For years I was a mentor in a teen mentoring program, and at the beginning of every semester we’d set goals. This was one of the hardest meetings of the year – attendance was poor, the kids were unruly, and there was a higher-than-usual level of whining going on.
It was a challenge, because the kids always wanted to set goals like get “straight A’s”, even though most of them were lucky to have a C average. And then as soon as we asked them what they were going to do differently to change the outcome, the conversation got really awkward.
As adults, when it comes to goal-setting, we don’t necessarily make smarter decisions than those teens – somehow when it comes to our ability to accomplish goals, we tend to think we are immune to the laws of time and physics. Wasting time playing party poker video rarely does anything to help accomplish your goals!
But, if you can take the two different types of goals and put them together so they work synergistically, then you have a real shot at accomplishing anything you put your mind to.
The 2 Types of Goals
1. Outcome-Based Goals
Outcome-based goals are things like “I want to lose 10 pounds by 4th of July” or “I want to ship my ebook by the end of the month.” Your goal is based solely on the outcome you are seeking – but there is nothing about HOW you are going to get there. I love outcome-based goals, and they tend to be the ones we dream about, but they are also trickier to succeed as you don’t have direct control over whether you will achieve it or not.
2. Behavior-Based Goals
Behavior-based goals are the intermediate goals that help us achieve our outcome-based goal. Whether you achieve them or not is based solely on whether you put the time in. For example, if you want to lose 10 pounds by the 4th of July, you probably need to make some changes to your diet, exercise, sleep habits, stress levels, etc. In this case, you might say that you need to do 30 minutes of exercise 5 times per week, sleep at least 7 hours per night, and completely eliminate refined carbs – all goals that you can choose to accomplish or not.
Both types of goals are super-valuable, and I think they pack a powerful one-two punch when used together. You choose an outcome-based goal, and then establish your behavior-based goals that support accomplishing your outcome-based goal.
The S.M.A.R.T Way to Set Goals
Time and time again, I see people fall down on making their goals S.M.A.R.T. But it’s a really sensible model to use – providing a great framework for helping tame that ambition and increase the odds of letting you cross that goal off your bucket list (or even your weekly to-do list).
- Specific: You need to have a specific goal. For example, I want to complete my ebook by the end of the month.
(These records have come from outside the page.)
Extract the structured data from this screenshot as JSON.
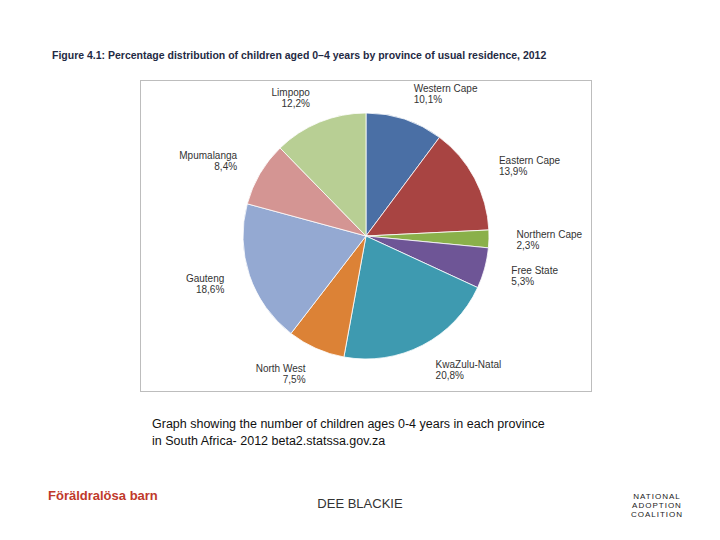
{
  "chart_data": {
    "type": "pie",
    "title": "Figure 4.1:   Percentage distribution of children aged 0–4 years by province of usual residence, 2012",
    "categories": [
      "Western Cape",
      "Eastern Cape",
      "Northern Cape",
      "Free State",
      "KwaZulu-Natal",
      "North West",
      "Gauteng",
      "Mpumalanga",
      "Limpopo"
    ],
    "values": [
      10.1,
      13.9,
      2.3,
      5.3,
      20.8,
      7.5,
      18.6,
      8.4,
      12.2
    ],
    "value_labels": [
      "10,1%",
      "13,9%",
      "2,3%",
      "5,3%",
      "20,8%",
      "7,5%",
      "18,6%",
      "8,4%",
      "12,2%"
    ],
    "colors": [
      "#4a6fa5",
      "#a84442",
      "#8ab04a",
      "#6e5596",
      "#3e9ab0",
      "#dc8236",
      "#94a9d2",
      "#d49593",
      "#b8cf94"
    ],
    "data_labels": true,
    "tick_labels": false
  },
  "caption": "Graph showing the number of children ages 0-4 years in each province in South Africa- 2012 beta2.statssa.gov.za",
  "author": "DEE BLACKIE",
  "logos": [
    "Föräldralösa barn",
    "NATIONAL ADOPTION COALITION"
  ]
}
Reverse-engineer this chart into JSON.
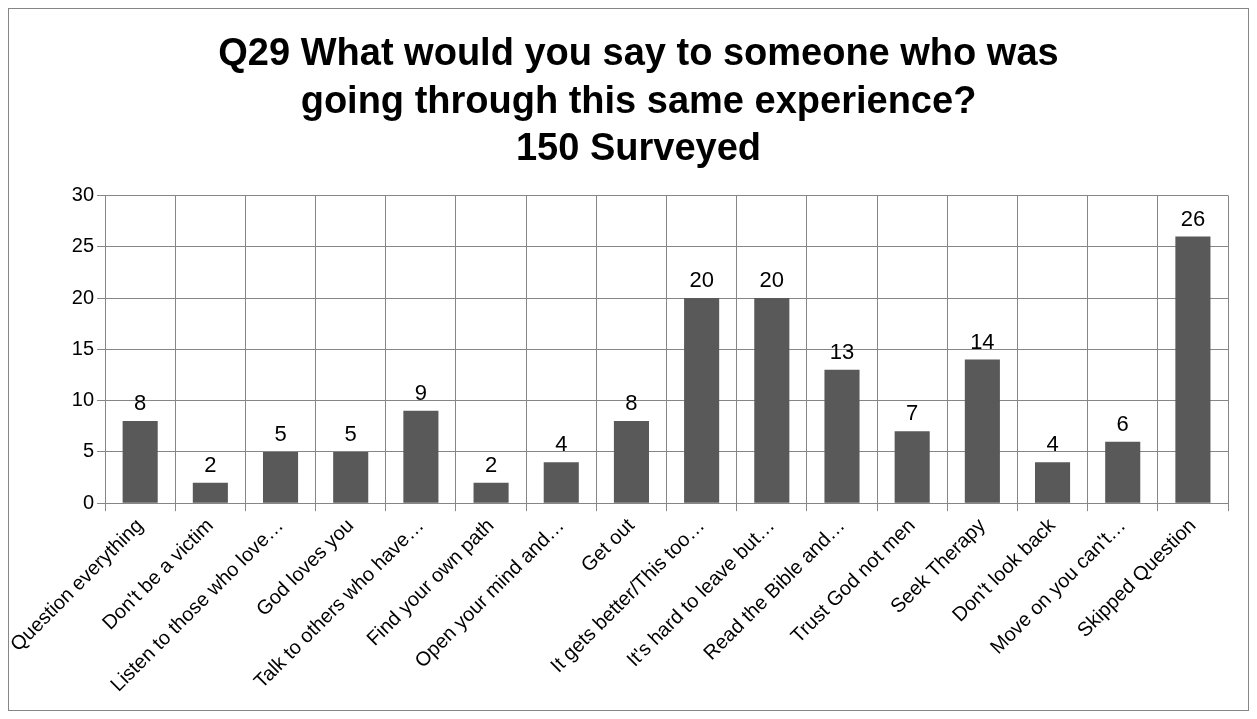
{
  "chart_data": {
    "type": "bar",
    "title": "Q29 What would you say to someone who was\ngoing through this same experience?\n150 Surveyed",
    "categories": [
      "Question everything",
      "Don't be a victim",
      "Listen to those who love…",
      "God loves you",
      "Talk to others who have…",
      "Find your own path",
      "Open your mind and…",
      "Get out",
      "It gets better/This too…",
      "It's hard to leave but…",
      "Read the Bible and…",
      "Trust God not men",
      "Seek Therapy",
      "Don't look back",
      "Move on you can't…",
      "Skipped Question"
    ],
    "values": [
      8,
      2,
      5,
      5,
      9,
      2,
      4,
      8,
      20,
      20,
      13,
      7,
      14,
      4,
      6,
      26
    ],
    "color": "#595959",
    "ylim": [
      0,
      30
    ],
    "yticks": [
      0,
      5,
      10,
      15,
      20,
      25,
      30
    ],
    "grid": true,
    "data_labels": true,
    "legend": false
  }
}
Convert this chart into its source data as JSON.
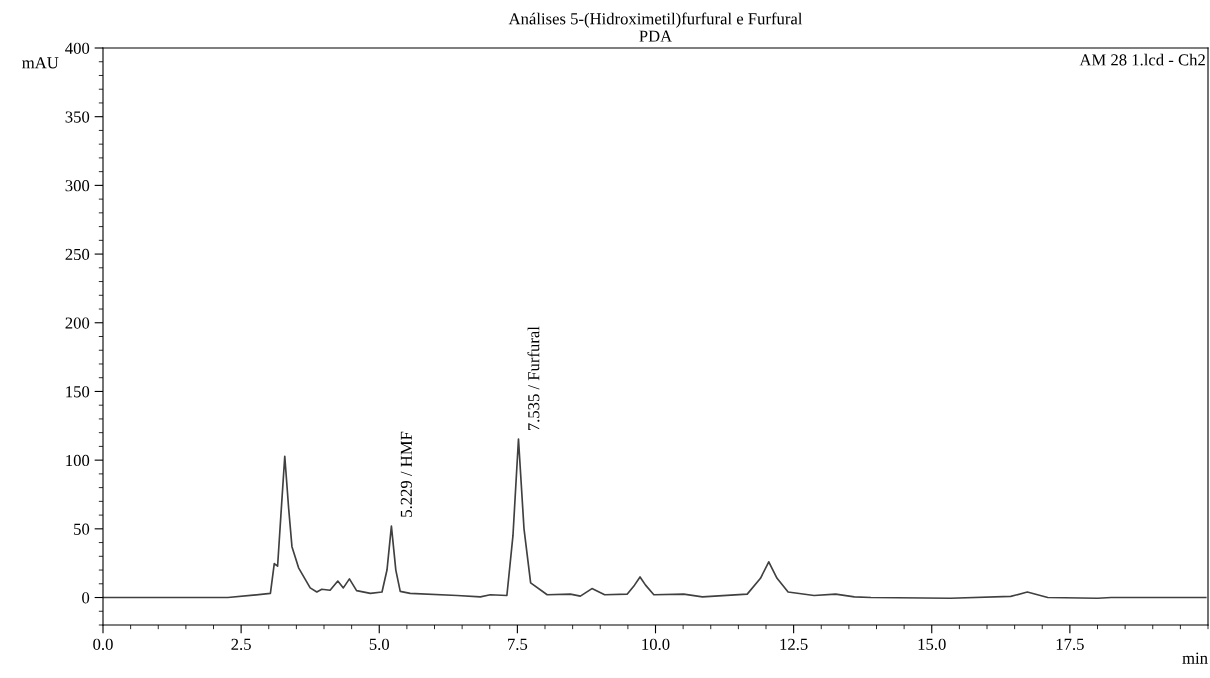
{
  "chart_data": {
    "type": "line",
    "title": "Análises 5-(Hidroximetil)furfural e Furfural",
    "subtitle": "PDA",
    "xlabel": "min",
    "ylabel": "mAU",
    "xlim": [
      0,
      20
    ],
    "ylim": [
      -20,
      400
    ],
    "xticks": [
      {
        "value": 0,
        "label": "0.0"
      },
      2.5,
      {
        "value": 5,
        "label": "5.0"
      },
      7.5,
      {
        "value": 10,
        "label": "10.0"
      },
      12.5,
      {
        "value": 15,
        "label": "15.0"
      },
      17.5
    ],
    "yticks": [
      0,
      50,
      100,
      150,
      200,
      250,
      300,
      350,
      400
    ],
    "grid": false,
    "legend": false,
    "marker": "none",
    "line_style": "solid",
    "annotations": [
      "AM 28 1.lcd - Ch2",
      {
        "text": "5.229 / HMF",
        "x": 5.229,
        "y": 52
      },
      {
        "text": "7.535 / Furfural",
        "x": 7.535,
        "y": 115
      }
    ],
    "series": [
      {
        "color": "#404040",
        "x": [
          0,
          2.26,
          2.72,
          3.03,
          3.1,
          3.16,
          3.22,
          3.29,
          3.36,
          3.42,
          3.54,
          3.75,
          3.87,
          3.96,
          4.11,
          4.25,
          4.35,
          4.46,
          4.59,
          4.84,
          5.05,
          5.14,
          5.22,
          5.3,
          5.38,
          5.56,
          6.41,
          6.83,
          7.01,
          7.31,
          7.42,
          7.52,
          7.62,
          7.74,
          8.04,
          8.46,
          8.64,
          8.85,
          9.08,
          9.49,
          9.62,
          9.72,
          9.82,
          9.97,
          10.51,
          10.85,
          11.66,
          11.9,
          12.05,
          12.2,
          12.4,
          12.87,
          13.26,
          13.6,
          13.9,
          15.34,
          16.43,
          16.73,
          17.1,
          18.0,
          18.25,
          19.96
        ],
        "values": [
          0,
          0,
          1.7,
          3,
          24.7,
          22.8,
          60,
          102.8,
          65,
          37,
          21.6,
          7,
          4,
          6,
          5.3,
          12,
          7,
          13.6,
          5,
          3,
          4,
          20,
          52,
          20,
          4.5,
          3,
          1.5,
          0.5,
          2,
          1.5,
          45,
          115.4,
          50,
          10.7,
          2,
          2.5,
          1,
          6.5,
          2,
          2.5,
          9,
          15,
          9,
          2,
          2.5,
          0.5,
          2.5,
          14,
          26,
          14,
          4,
          1.5,
          2.5,
          0.5,
          0,
          -0.5,
          0.8,
          4,
          0,
          -0.5,
          0,
          0
        ]
      }
    ]
  }
}
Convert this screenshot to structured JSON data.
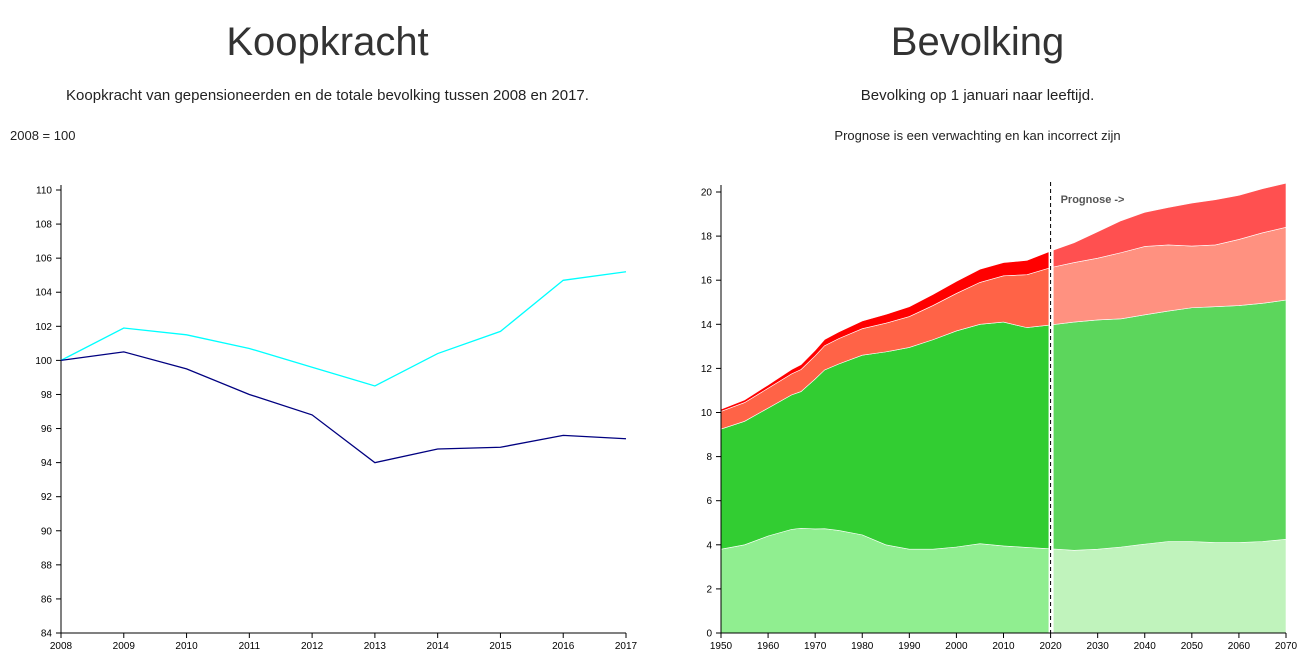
{
  "left": {
    "title": "Koopkracht",
    "subtitle": "Koopkracht van gepensioneerden en de totale bevolking tussen 2008 en 2017.",
    "note": "2008 = 100"
  },
  "right": {
    "title": "Bevolking",
    "subtitle": "Bevolking op 1 januari naar leeftijd.",
    "note": "Prognose is een verwachting en kan incorrect zijn",
    "prognose_label": "Prognose ->"
  },
  "chart_data": [
    {
      "type": "line",
      "x": [
        2008,
        2009,
        2010,
        2011,
        2012,
        2013,
        2014,
        2015,
        2016,
        2017
      ],
      "xlim": [
        2008,
        2017
      ],
      "ylim": [
        84,
        110
      ],
      "yticks": [
        84,
        86,
        88,
        90,
        92,
        94,
        96,
        98,
        100,
        102,
        104,
        106,
        108,
        110
      ],
      "xlabel": "",
      "ylabel": "",
      "grid": false,
      "series": [
        {
          "color": "#00ffff",
          "values": [
            100,
            101.9,
            101.5,
            100.7,
            99.6,
            98.5,
            100.4,
            101.7,
            104.7,
            105.2
          ]
        },
        {
          "color": "#000080",
          "values": [
            100,
            100.5,
            99.5,
            98.0,
            96.8,
            94.0,
            94.8,
            94.9,
            95.6,
            95.4
          ]
        }
      ]
    },
    {
      "type": "area",
      "stacked": true,
      "x": [
        1950,
        1955,
        1960,
        1965,
        1967,
        1970,
        1972,
        1975,
        1980,
        1985,
        1990,
        1995,
        2000,
        2005,
        2010,
        2015,
        2020,
        2025,
        2030,
        2035,
        2040,
        2045,
        2050,
        2055,
        2060,
        2065,
        2070
      ],
      "split_year": 2020,
      "xlim": [
        1950,
        2070
      ],
      "ylim": [
        0,
        20
      ],
      "yticks": [
        0,
        2,
        4,
        6,
        8,
        10,
        12,
        14,
        16,
        18,
        20
      ],
      "xticks": [
        1950,
        1960,
        1970,
        1980,
        1990,
        2000,
        2010,
        2020,
        2030,
        2040,
        2050,
        2060,
        2070
      ],
      "xlabel": "",
      "ylabel": "",
      "grid": false,
      "series": [
        {
          "color": "#90ee90",
          "color_forecast": "#c0f3bc",
          "values": [
            3.8,
            4.0,
            4.4,
            4.7,
            4.75,
            4.72,
            4.73,
            4.65,
            4.45,
            4.0,
            3.8,
            3.8,
            3.9,
            4.05,
            3.95,
            3.88,
            3.82,
            3.75,
            3.8,
            3.9,
            4.03,
            4.15,
            4.15,
            4.1,
            4.1,
            4.15,
            4.25
          ]
        },
        {
          "color": "#32cd32",
          "color_forecast": "#5cd65c",
          "values": [
            5.45,
            5.6,
            5.8,
            6.1,
            6.2,
            6.8,
            7.2,
            7.55,
            8.15,
            8.75,
            9.15,
            9.5,
            9.8,
            9.95,
            10.15,
            9.97,
            10.15,
            10.35,
            10.4,
            10.35,
            10.4,
            10.45,
            10.6,
            10.7,
            10.75,
            10.8,
            10.85
          ]
        },
        {
          "color": "#ff6347",
          "color_forecast": "#ff9180",
          "values": [
            0.8,
            0.85,
            0.9,
            0.95,
            1.0,
            1.05,
            1.1,
            1.15,
            1.2,
            1.3,
            1.4,
            1.55,
            1.7,
            1.9,
            2.1,
            2.4,
            2.6,
            2.7,
            2.8,
            3.0,
            3.1,
            3.0,
            2.8,
            2.8,
            3.0,
            3.2,
            3.3
          ]
        },
        {
          "color": "#ff0000",
          "color_forecast": "#ff5050",
          "values": [
            0.1,
            0.12,
            0.15,
            0.2,
            0.22,
            0.25,
            0.28,
            0.3,
            0.35,
            0.4,
            0.45,
            0.5,
            0.55,
            0.6,
            0.6,
            0.65,
            0.75,
            0.9,
            1.2,
            1.45,
            1.55,
            1.7,
            1.95,
            2.05,
            2.0,
            2.0,
            2.0
          ]
        }
      ]
    }
  ]
}
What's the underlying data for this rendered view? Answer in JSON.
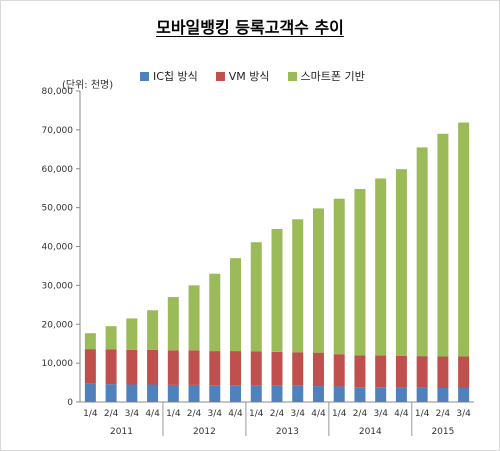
{
  "colors": {
    "ic_chip": "#4f81bd",
    "vm": "#c0504d",
    "smartphone": "#9bbb59"
  },
  "chart_data": {
    "type": "bar",
    "stacked": true,
    "title": "모바일뱅킹 등록고객수 추이",
    "unit_label": "(단위: 천명)",
    "xlabel": "",
    "ylabel": "",
    "ylim": [
      0,
      80000
    ],
    "yticks": [
      "0",
      "10,000",
      "20,000",
      "30,000",
      "40,000",
      "50,000",
      "60,000",
      "70,000",
      "80,000"
    ],
    "grid": false,
    "legend_position": "top",
    "categories": [
      "1/4",
      "2/4",
      "3/4",
      "4/4",
      "1/4",
      "2/4",
      "3/4",
      "4/4",
      "1/4",
      "2/4",
      "3/4",
      "4/4",
      "1/4",
      "2/4",
      "3/4",
      "4/4",
      "1/4",
      "2/4",
      "3/4"
    ],
    "years": [
      {
        "label": "2011",
        "start": 0,
        "end": 3
      },
      {
        "label": "2012",
        "start": 4,
        "end": 7
      },
      {
        "label": "2013",
        "start": 8,
        "end": 11
      },
      {
        "label": "2014",
        "start": 12,
        "end": 15
      },
      {
        "label": "2015",
        "start": 16,
        "end": 18
      }
    ],
    "series": [
      {
        "name": "IC칩 방식",
        "color_key": "ic_chip",
        "values": [
          4800,
          4600,
          4500,
          4500,
          4400,
          4400,
          4300,
          4300,
          4200,
          4200,
          4200,
          4100,
          4000,
          3800,
          3800,
          3700,
          3700,
          3600,
          3600
        ]
      },
      {
        "name": "VM 방식",
        "color_key": "vm",
        "values": [
          8800,
          8900,
          8900,
          8900,
          8900,
          8900,
          8800,
          8800,
          8800,
          8700,
          8600,
          8600,
          8300,
          8200,
          8200,
          8200,
          8100,
          8100,
          8100
        ]
      },
      {
        "name": "스마트폰 기반",
        "color_key": "smartphone",
        "values": [
          4100,
          6000,
          8100,
          10200,
          13700,
          16700,
          19900,
          23900,
          28100,
          31600,
          34200,
          37100,
          40000,
          42800,
          45500,
          48000,
          53700,
          57300,
          60200
        ]
      }
    ]
  }
}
- Measurable: How long is that ebook going to be (either word count or pages)? While you may not know specifically how long it will be until you write it, you probably already have a sense of whether it’s a 30-pager or a 100-pager. Setting a measurable number is critical for keeping you on track.
- Attainable: Is it actually possible to complete your goal in the timeframe specified? If it’s 100 pages and you have 7 days left in the month; that probably isn’t attainable. Look at your calendar and what else is going on in your life and determine what sort of commitment you can make to the goal. Better to revise the target than to miss it.
- Relevant: Is the goal you are setting actually important to you or your larger goals? There is nothing wrong with pursuing a passion just because, but it’s important to acknowledge that in your goal-setting because right now might not be the time to be pursuing this specific goal.
- Time-Bound: You need an end date. In the case of our ebook, we have an end date of the end of the month for the outcome-based goal, and our behavior-based goal may be to write 1,500 words per day.
Goal-Setting Leads to Project Management
The funny thing about goal-setting is that it’s really not that much different from project management.
- In project management, our outcome-based goal is to implement the project successfully.
- The behavior-based goals are the work back plans.
- The S.M.A.R.T. component is enforced by the project manager who has to appropriately “load” his or her resources – you can’t be in meetings 6 hours a day and complete two 4-hour deliverables each day.
So the next time you have an audacious goal to chase, put on your project management hat (or hit up your favorite project manager friend) and get them to help you lay out a plan.
How do you set goals? Do you use the two types of goals together?